Une semaine après la nomination de Hamada Madi Bolèro à la tête du cabinet du chef de l’Etat, les langues se délient. Le parti comorien du peuple (PCP), la formation politique des sambistes, dénonce cette nomination et ne cache pas son inquiétude.

Le bureau exécutif du PCP, réuni le 14 octobre dernier, vient de publier un communiqué. Une déclaration par rapport à la récente nomination de Boléro comme directeur de cabinet à la présidence chargé de la défense. Le parti qui réunit les fidèles de l’ancien chef de l’Etat s’interroge sur l’opportunité de cette nomination.

Et d’emblée, le PCP estime que la récente nomination à la tête du cabinet du président de la république, « n’est pas de nature à rassurer la majorité de la population comorienne qui a massivement élu l’actuel Chef de l’Etat sur des engagements de continuité politique», indique ce communiqué rendu public ce mercredi. Et cette déclaration poursuit que « l’entrée au pouvoir d’un homme, dont l’hostilité vis-à-vis de la vision politique prônée par le Dr. Ikililou Dhoinine durant la campagne n’est pas à démontrer, est inquiétante à plusieurs égards ».

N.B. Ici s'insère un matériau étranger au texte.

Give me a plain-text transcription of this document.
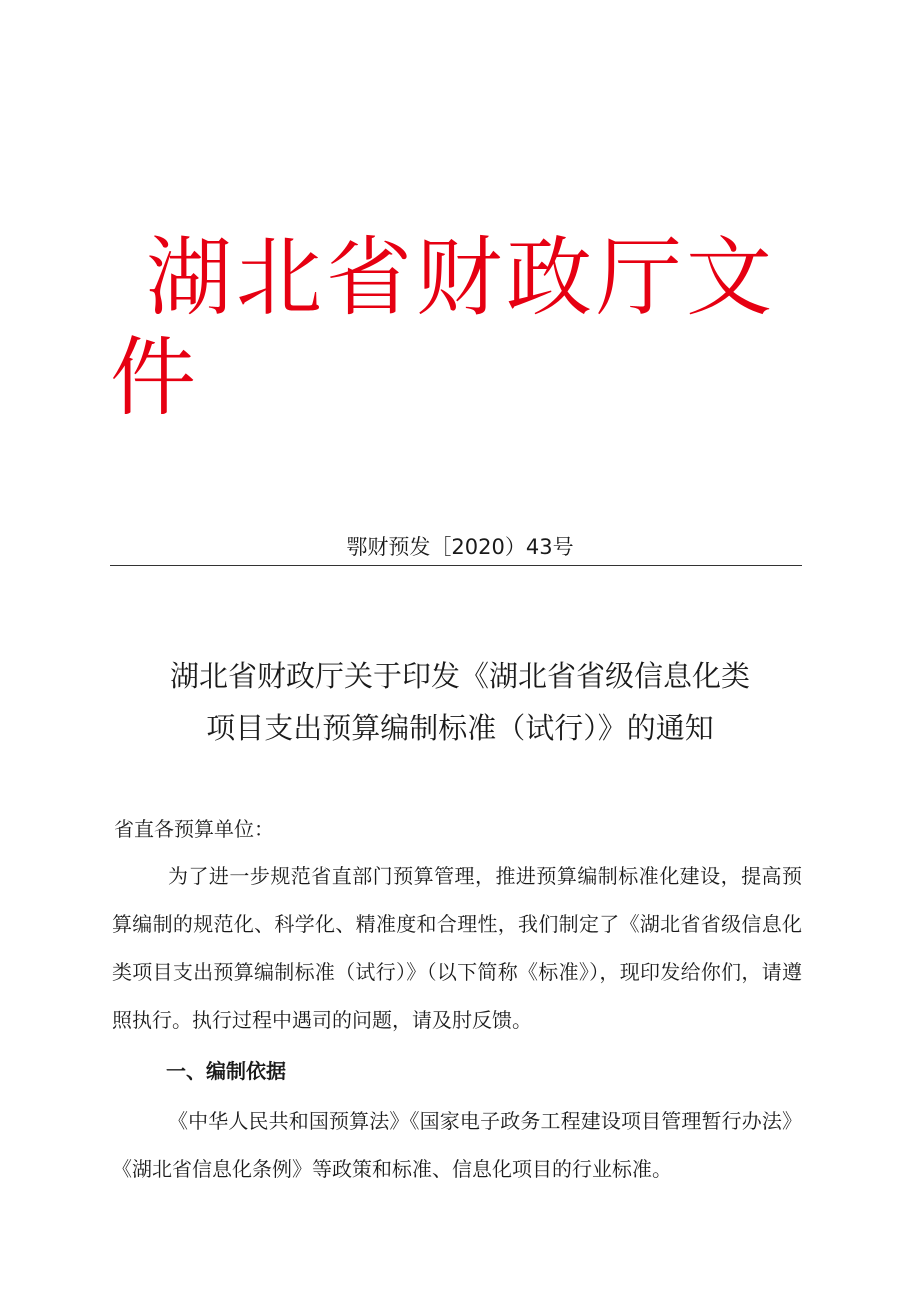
湖北省财政厅文件
鄂财预发［2020）43号
湖北省财政厅关于印发《湖北省省级信息化类
项目支出预算编制标准（试行）》的通知
省直各预算单位：

为了进一步规范省直部门预算管理，推进预算编制标准化建设，提高预算编制的规范化、科学化、精准度和合理性，我们制定了《湖北省省级信息化类项目支出预算编制标准（试行）》（以下简称《标准》），现印发给你们，请遵照执行。执行过程中遇司的问题，请及肘反馈。

一、编制依据

《中华人民共和国预算法》《国家电子政务工程建设项目管理暂行办法》《湖北省信息化条例》等政策和标准、信息化项目的行业标准。
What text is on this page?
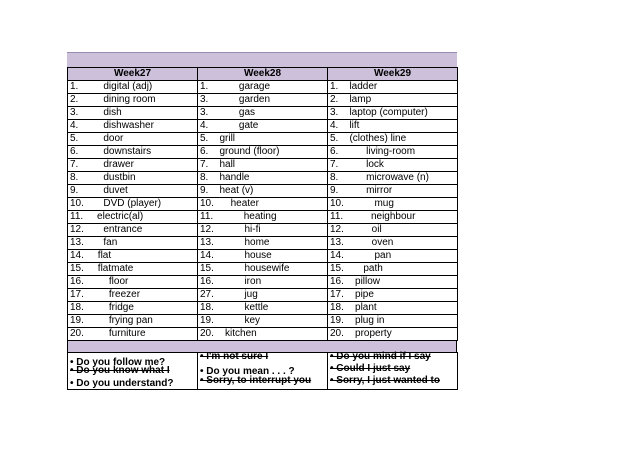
Week27	Week28	Week29
1.         digital (adj)	1.           garage	1.    ladder
2.         dining room	3.           garden	2.    lamp
3.         dish	3.           gas	3.    laptop (computer)
4.         dishwasher	4.           gate	4.    lift
5.         door	5.    grill	5.    (clothes) line
6.         downstairs	6.    ground (floor)	6.          living-room
7.         drawer	7.    hall	7.          lock
8.         dustbin	8.    handle	8.          microwave (n)
9.         duvet	9.    heat (v)	9.          mirror
10.       DVD (player)	10.      heater	10.           mug
11.     electric(al)	11.           heating	11.          neighbour
12.       entrance	12.           hi-fi	12.          oil
13.       fan	13.           home	13.          oven
14.     flat	14.           house	14.           pan
15.     flatmate	15.           housewife	15.       path
16.         floor	16.           iron	16.    pillow
17.         freezer	27.           jug	17.    pipe
18.         fridge	18.           kettle	18.    plant
19.         frying pan	19.           key	19.    plug in
20.         furniture	20.    kitchen	20.    property
• Do you follow me?
• Do you know what I
• Do you understand?

• I'm not sure I
• Do you mean . . . ?
• Sorry, to interrupt you

• Do you mind if I say
• Could I just say
• Sorry, I just wanted to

L’inquiétude de ceux qui se considèrent comme les héritiers de la politique prônée par le chef de l’Etat sortant est d’autant plus grande qu’ils estiment que c’est la fin de la politique et de la vision de Sambi, en tout cas au sein du gouvernement Ikililou. « Nos craintes légitimes concernent notamment : l’éventuel sabotage, à des fins électoralistes, des projets en cours et initiés par le président Ahmed Abdallah Mohamed Sambi. Comment comprendre les déclarations du nouveau promu qui dit vouloir « remodeler, réorienter, réorganiser » la politique du Président Sambi ?

Les risques d’abandon de l’orientation de la diplomatie et de l’ouverture vers les pays arabo-musulmans impulsée par le Président Sambi afin de satisfaire une vision passéiste », assène ce communique court mais riche en informations. Et les sambistes ajoutent qu’avec Bolèro, c’est aussi la « la fin de la revendication de l’ile comorienne de Mayotte (comme ce fut déjà le cas entre 1999 et 2006) en contrepartie d’avantages occultes », et « le retour à des méthodes de Gouvernance révolues comme le limogeage punitif du conseiller Salim Ibrahim ABDOU de son poste de chargé de mission à la Présidence pour s’être exprimé dans les médias ».

Tout en assurant que la nomination de Bolèro « n’est pas démocratique et porte à confusion », le PCP dit attendre pour « voir plus clair sur l’orientation politique qui sera suivie dans les jours à venir ».